I’ve played little numbers games in my head from a young age.
I recall reading something that said the average time it took to get to sleep after the head hit the pillow was seven minutes. Years of nights as a pre-teen and teen staring at the alarm clock in the darkness counting units of seven minutes. The mixed feelings of seeing the clock reach “pi” time, 3:14.
The modern equivalent is sparked off when the calendar notification goes off to tell me it’s a week until the next appointment with her. That’s the start of the counting game, 168 hours. It’s not intrusive or clock watching. The odd glance at the time on the screen or on going to bed recalculates the hours remaining. Longish gaps at first as getting below 100 hours seems so far away. Slightly more frequent recalculations once below 50 hours.

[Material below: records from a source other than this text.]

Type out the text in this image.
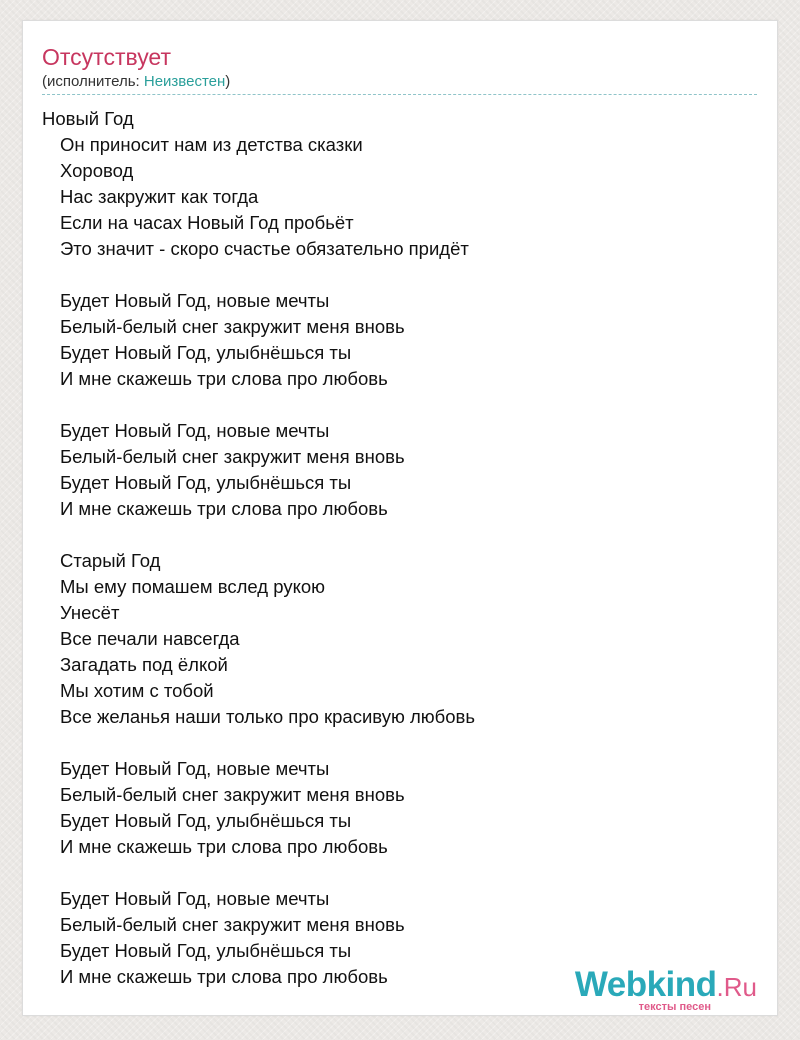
Отсутствует
(исполнитель: Неизвестен)
Новый Год
Он приносит нам из детства сказки
Хоровод
Нас закружит как тогда
Если на часах Новый Год пробьёт
Это значит - скоро счастье обязательно придёт
Будет Новый Год, новые мечты
Белый-белый снег закружит меня вновь
Будет Новый Год, улыбнёшься ты
И мне скажешь три слова про любовь
Будет Новый Год, новые мечты
Белый-белый снег закружит меня вновь
Будет Новый Год, улыбнёшься ты
И мне скажешь три слова про любовь
Старый Год
Мы ему помашем вслед рукою
Унесёт
Все печали навсегда
Загадать под ёлкой
Мы хотим с тобой
Все желанья наши только про красивую любовь
Будет Новый Год, новые мечты
Белый-белый снег закружит меня вновь
Будет Новый Год, улыбнёшься ты
И мне скажешь три слова про любовь
Будет Новый Год, новые мечты
Белый-белый снег закружит меня вновь
Будет Новый Год, улыбнёшься ты
И мне скажешь три слова про любовь	Webkind.Ru
тексты песен
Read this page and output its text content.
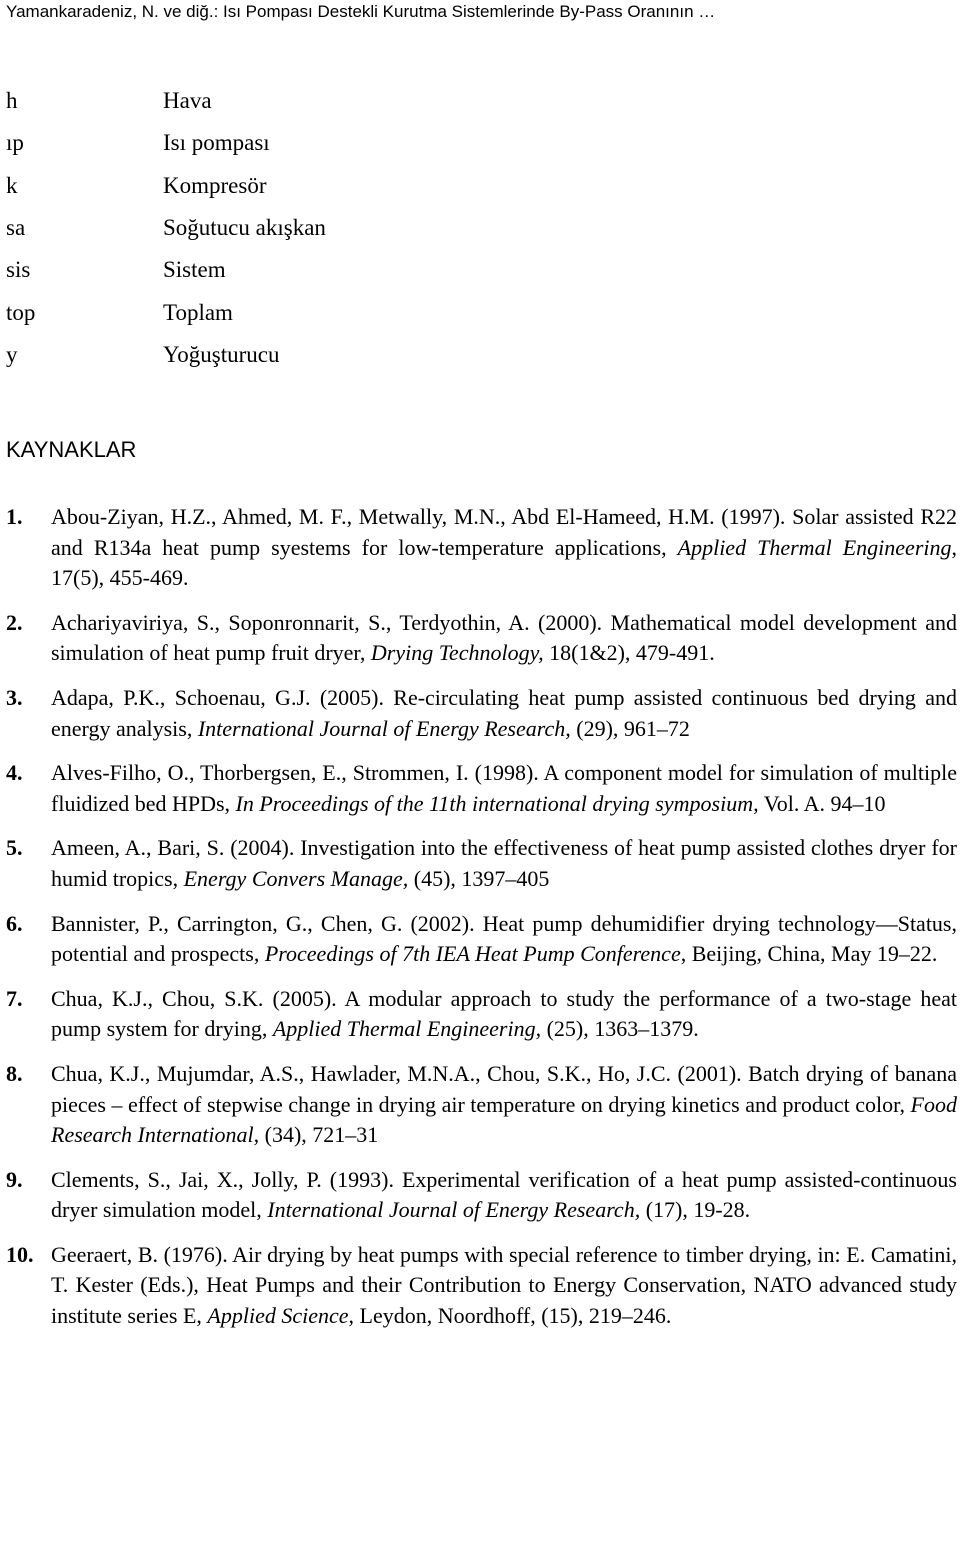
Yamankaradeniz, N. ve diğ.: Isı Pompası Destekli Kurutma Sistemlerinde By-Pass Oranının …
h	Hava
ıp	Isı pompası
k	Kompresör
sa	Soğutucu akışkan
sis	Sistem
top	Toplam
y	Yoğuşturucu
KAYNAKLAR
1.	Abou-Ziyan, H.Z., Ahmed, M. F., Metwally, M.N., Abd El-Hameed, H.M. (1997). Solar assisted R22 and R134a heat pump syestems for low-temperature applications, Applied Thermal Engineering, 17(5), 455-469.
2.	Achariyaviriya, S., Soponronnarit, S., Terdyothin, A. (2000). Mathematical model development and simulation of heat pump fruit dryer, Drying Technology, 18(1&2), 479-491.
3.	Adapa, P.K., Schoenau, G.J. (2005). Re-circulating heat pump assisted continuous bed drying and energy analysis, International Journal of Energy Research, (29), 961–72
4.	Alves-Filho, O., Thorbergsen, E., Strommen, I. (1998). A component model for simulation of multiple fluidized bed HPDs, In Proceedings of the 11th international drying symposium, Vol. A. 94–10
5.	Ameen, A., Bari, S. (2004). Investigation into the effectiveness of heat pump assisted clothes dryer for humid tropics, Energy Convers Manage, (45), 1397–405
6.	Bannister, P., Carrington, G., Chen, G. (2002). Heat pump dehumidifier drying technology—Status, potential and prospects, Proceedings of 7th IEA Heat Pump Conference, Beijing, China, May 19–22.
7.	Chua, K.J., Chou, S.K. (2005). A modular approach to study the performance of a two-stage heat pump system for drying, Applied Thermal Engineering, (25), 1363–1379.
8.	Chua, K.J., Mujumdar, A.S., Hawlader, M.N.A., Chou, S.K., Ho, J.C. (2001). Batch drying of banana pieces – effect of stepwise change in drying air temperature on drying kinetics and product color, Food Research International, (34), 721–31
9.	Clements, S., Jai, X., Jolly, P. (1993). Experimental verification of a heat pump assisted-continuous dryer simulation model, International Journal of Energy Research, (17), 19-28.
10. Geeraert, B. (1976). Air drying by heat pumps with special reference to timber drying, in: E. Camatini, T. Kester (Eds.), Heat Pumps and their Contribution to Energy Conservation, NATO advanced study institute series E, Applied Science, Leydon, Noordhoff, (15), 219–246.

You can tell yourself that that appointment doesn’t matter and parrot “am I bovvered”, but the truth is you’re properly on the hook. It does matter and it’s easy for it to matter too much.
Oddly I find those little mental games to be calming. They help take away the build up of tension, any temptation to mono-focus and obsess. Just because I know how the dopamine hits work doesn’t mean I’m entirely immune. It’s all too easy to follow that addiction, confusing the dopamine rush with a fantasy of what you might mean to her – and many fall in to that trap.
It works for me. I can enjoy a level of anticipation without becoming a bore (hopefully). Many find themselves trying to impress and insert themselves in the domme’s attention, when the best way to impress is to arrive in the right place at the right time and leave at the right time.
Oh, and the extra mental fun when there’s two countdowns running … now, that’s me being rock and roll.